# Jerry Lee earned his first Exc JWW Q



## kbella999 (Jan 6, 2012)

This is Jerry Lee's first Q in Exc JWW. We still need one more Q in Open standard but didn't get it. There was a lot in the run that I was very proud of though.


----------



## I_LOVE_MY_MIKKO (Oct 4, 2006)

Nice, fast run! Congrats! And nice layering on the dogwalk!


----------



## Courtney (Feb 12, 2010)

I really enjoyed watching the video! Outstanding...great team


----------



## gmcwife1 (Apr 5, 2012)

Thank you for sharing!! And congratulations


----------



## dogfaeries (Feb 22, 2010)

Congratulations!!!


----------



## kbella999 (Jan 6, 2012)

Thanks everyone.
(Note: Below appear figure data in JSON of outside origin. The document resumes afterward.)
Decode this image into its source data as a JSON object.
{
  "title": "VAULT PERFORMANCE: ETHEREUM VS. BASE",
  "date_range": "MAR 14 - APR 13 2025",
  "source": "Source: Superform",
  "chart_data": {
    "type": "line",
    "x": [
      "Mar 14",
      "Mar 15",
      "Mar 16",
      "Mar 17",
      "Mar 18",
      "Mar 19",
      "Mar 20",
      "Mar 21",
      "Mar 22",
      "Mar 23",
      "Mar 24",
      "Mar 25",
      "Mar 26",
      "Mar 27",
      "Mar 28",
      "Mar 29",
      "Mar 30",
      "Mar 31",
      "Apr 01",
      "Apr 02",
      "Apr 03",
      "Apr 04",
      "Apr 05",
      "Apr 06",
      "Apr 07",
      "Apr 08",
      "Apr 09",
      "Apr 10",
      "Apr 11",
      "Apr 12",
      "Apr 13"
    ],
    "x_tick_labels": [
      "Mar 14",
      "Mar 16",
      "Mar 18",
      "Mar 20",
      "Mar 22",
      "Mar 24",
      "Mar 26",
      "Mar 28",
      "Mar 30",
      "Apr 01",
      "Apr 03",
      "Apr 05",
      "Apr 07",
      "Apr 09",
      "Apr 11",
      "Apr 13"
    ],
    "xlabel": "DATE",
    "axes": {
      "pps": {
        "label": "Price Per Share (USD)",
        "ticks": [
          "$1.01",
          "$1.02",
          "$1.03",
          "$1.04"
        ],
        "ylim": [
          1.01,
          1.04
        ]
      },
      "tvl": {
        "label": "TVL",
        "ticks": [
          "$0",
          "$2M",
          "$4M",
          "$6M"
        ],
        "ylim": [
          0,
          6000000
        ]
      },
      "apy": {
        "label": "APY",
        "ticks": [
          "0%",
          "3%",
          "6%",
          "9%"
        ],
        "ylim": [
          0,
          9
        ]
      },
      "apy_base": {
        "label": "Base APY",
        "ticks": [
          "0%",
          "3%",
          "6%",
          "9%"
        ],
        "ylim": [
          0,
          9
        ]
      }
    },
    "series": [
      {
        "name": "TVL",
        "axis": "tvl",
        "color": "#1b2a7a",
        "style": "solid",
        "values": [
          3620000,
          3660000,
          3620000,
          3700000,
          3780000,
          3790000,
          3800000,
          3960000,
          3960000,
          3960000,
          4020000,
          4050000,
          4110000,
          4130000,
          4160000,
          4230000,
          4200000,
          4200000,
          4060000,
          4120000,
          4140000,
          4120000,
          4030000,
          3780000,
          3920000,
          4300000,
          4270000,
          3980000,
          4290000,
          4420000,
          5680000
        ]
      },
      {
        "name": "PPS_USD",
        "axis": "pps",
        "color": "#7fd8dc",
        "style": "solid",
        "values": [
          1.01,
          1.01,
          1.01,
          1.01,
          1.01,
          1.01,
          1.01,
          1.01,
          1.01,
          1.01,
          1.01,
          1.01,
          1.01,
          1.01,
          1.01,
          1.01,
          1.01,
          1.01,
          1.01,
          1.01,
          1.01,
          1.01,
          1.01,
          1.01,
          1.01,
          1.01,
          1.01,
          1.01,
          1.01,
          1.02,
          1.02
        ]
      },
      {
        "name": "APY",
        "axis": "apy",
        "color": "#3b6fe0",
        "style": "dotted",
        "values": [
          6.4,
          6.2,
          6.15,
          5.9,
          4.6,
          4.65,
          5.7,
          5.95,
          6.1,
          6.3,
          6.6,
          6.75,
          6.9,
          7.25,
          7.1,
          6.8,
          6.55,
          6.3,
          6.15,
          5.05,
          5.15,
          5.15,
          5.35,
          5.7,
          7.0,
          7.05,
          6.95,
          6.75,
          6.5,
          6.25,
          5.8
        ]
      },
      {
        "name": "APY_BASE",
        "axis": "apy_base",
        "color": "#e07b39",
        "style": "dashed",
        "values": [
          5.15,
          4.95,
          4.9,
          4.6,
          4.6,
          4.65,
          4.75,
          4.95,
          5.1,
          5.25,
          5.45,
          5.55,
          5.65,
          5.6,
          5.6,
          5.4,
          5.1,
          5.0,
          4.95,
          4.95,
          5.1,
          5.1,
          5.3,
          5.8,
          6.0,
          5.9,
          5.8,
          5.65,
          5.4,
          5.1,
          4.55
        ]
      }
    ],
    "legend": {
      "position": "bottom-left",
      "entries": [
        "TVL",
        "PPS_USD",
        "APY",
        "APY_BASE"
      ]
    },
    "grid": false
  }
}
ILMM that was the first time I'd attempted the layering on the dogwalk at a trial so I was very pleased that he did it.



I_LOVE_MY_MIKKO said:


> Nice, fast run! Congrats! And nice layering on the dogwalk!


----------



## wildo (Jul 27, 2006)

That layering was pretty hardcore. Nice work!


----------



## KristiM (Oct 18, 2011)

You two looked great, congrats!


----------



## MaggieRoseLee (Aug 17, 2001)

Great runs. Love the layering on the dogwalk!

Thanks for sharing.


----------